A heap is a complete binary tree, stored compactly in an array, in which every parent is no greater than its children (a min-heap) or no smaller (a max-heap). That single invariant gives $O(1)$ access to the extreme element and $O(\log n)$ insertion and removal, which is exactly what you want whenever you repeatedly need the current best item.
The array layout
Because the tree is complete (filled left to right with no gaps), it maps onto an array with no pointers: the children of index $i$ live at $2i+1$ and $2i+2$, and the parent of $i$ is at $\lfloor (i-1)/2 \rfloor$. This is why a heap is so cache-friendly and why heapsort can run fully in place.
Sift up and sift down
A push appends the new value at the end and sifts it up, swapping with its parent while it violates the order. A pop removes the root, moves the last element into its place, and sifts it down, swapping with the smaller child until the invariant holds. Each operation walks at most the height of the tree, $\lceil \log_2 n \rceil$, which is where the $O(\log n)$ comes from.
Heapify and heapsort
Building a heap from an arbitrary array is $O(n)$, not $O(n\log n)$, a result that surprises people: sifting down from the bottom up, most nodes are near the leaves with tiny subtrees, and the sum of all sift-down work is a convergent series bounded by $n$. Heapsort then repeatedly pops the max into the end of the array for $O(n\log n)$ in-place sorting (Williams 1964 introduced it).
Top-K and other uses
For the $k$ largest of $n$ items, keep a min-heap of size $k$ and evict its smallest whenever it overflows, so the root is always the $k$-th largest seen; this is $O(n\log k)$, better than sorting everything when $k$ is small. Heaps also drive Dijkstra and Prim, merge $k$ sorted streams, and support a streaming median via two heaps (a max-heap of the low half and a min-heap of the high half).
Step by step
- Store the heap as an array; children of i are at 2i+1 and 2i+2.
- Push: append, then sift up while smaller than the parent.
- Pop: swap the root with the last element, remove it, then sift down.
- For top-K largest, keep a min-heap of size k and evict the smallest.
import heapq
def top_k(nums, k):
# keep a min-heap of size k: its root is the kth largest so far
h = []
for x in nums:
heapq.heappush(h, x)
if len(h) > k:
heapq.heappop(h) # drop the smallest, keep the top k
return sorted(h, reverse=True)
# heapq is a min-heap; push negatives for a max-heap, or use heapq.nlargest
Complexity (time and space)
Push and pop are $O(\log n)$, peeking the extreme is $O(1)$, and building a heap from $n$ items is $O(n)$. Top-K of $n$ items with a size-$k$ heap is $O(n\log k)$ time and $O(k)$ space, which beats the $O(n\log n)$ of a full sort when $k \ll n$.
Worked example
Streaming the three largest values out of a list:
print(top_k([3, 1, 5, 12, 2, 11], 3)) # [12, 11, 5]
Follow-up questions
- Why is building a heap O(n), not O(n log n)?

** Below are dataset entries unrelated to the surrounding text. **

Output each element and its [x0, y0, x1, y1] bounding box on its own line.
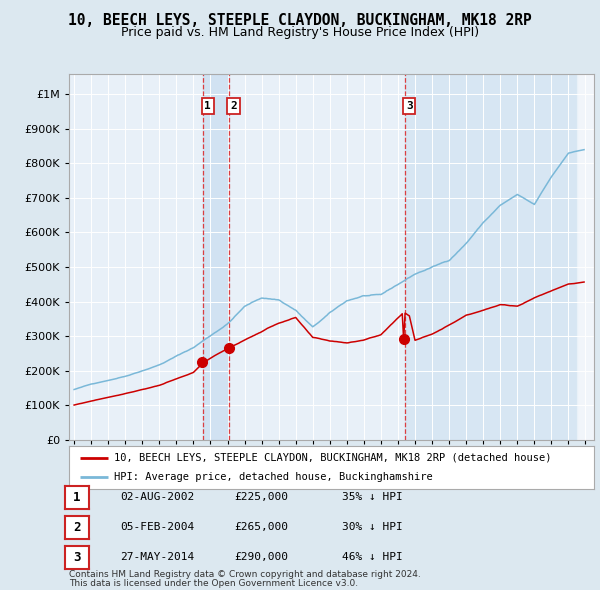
Text: This data is licensed under the Open Government Licence v3.0.: This data is licensed under the Open Gov… [69, 579, 358, 588]
Text: £265,000: £265,000 [234, 522, 288, 532]
Text: 35% ↓ HPI: 35% ↓ HPI [342, 492, 403, 502]
Text: £225,000: £225,000 [234, 492, 288, 502]
Text: 02-AUG-2002: 02-AUG-2002 [120, 492, 194, 502]
Text: 10, BEECH LEYS, STEEPLE CLAYDON, BUCKINGHAM, MK18 2RP (detached house): 10, BEECH LEYS, STEEPLE CLAYDON, BUCKING… [113, 453, 551, 463]
Text: 2: 2 [73, 521, 80, 534]
Text: 10, BEECH LEYS, STEEPLE CLAYDON, BUCKINGHAM, MK18 2RP: 10, BEECH LEYS, STEEPLE CLAYDON, BUCKING… [68, 13, 532, 28]
Bar [203, 74, 229, 440]
Text: 1: 1 [73, 491, 80, 504]
Text: 3: 3 [73, 551, 80, 564]
Text: 1: 1 [205, 101, 211, 111]
Text: 46% ↓ HPI: 46% ↓ HPI [342, 552, 403, 562]
Bar [577, 74, 594, 440]
Text: 2: 2 [230, 101, 237, 111]
Text: 3: 3 [406, 101, 413, 111]
Text: 30% ↓ HPI: 30% ↓ HPI [342, 522, 403, 532]
Bar [577, 74, 594, 440]
Text: HPI: Average price, detached house, Buckinghamshire: HPI: Average price, detached house, Buck… [113, 472, 433, 482]
Bar [405, 74, 577, 440]
Text: 27-MAY-2014: 27-MAY-2014 [120, 552, 194, 562]
Text: Price paid vs. HM Land Registry's House Price Index (HPI): Price paid vs. HM Land Registry's House … [121, 26, 479, 39]
Text: £290,000: £290,000 [234, 552, 288, 562]
Text: Contains HM Land Registry data © Crown copyright and database right 2024.: Contains HM Land Registry data © Crown c… [69, 571, 421, 579]
Text: 05-FEB-2004: 05-FEB-2004 [120, 522, 194, 532]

Sifting down bottom-up, most nodes have tiny subtrees, and the total work sums to a series bounded by $n$.
- What are the array index formulas? Children of $i$ are $2i+1$ and $2i+2$; the parent is $\lfloor (i-1)/2 \rfloor$.
- How do you make a max-heap from a min-heap library? Push negated keys, or use a helper like nlargest; the order just flips.
- Why is top-K O(n log k)? Each of $n$ elements does an $O(\log k)$ push or pop against a heap capped at size $k$.
- How do you maintain a streaming median? Keep a max-heap of the lower half and a min-heap of the upper half, balanced in size; the median is at their tops.
References
- Cormen, Leiserson, Rivest & Stein, Introduction to Algorithms (CLRS, 4th ed.).
- Williams, Algorithm 232: Heapsort (CACM, 1964).
- Sedgewick & Wayne, Algorithms (4th ed.).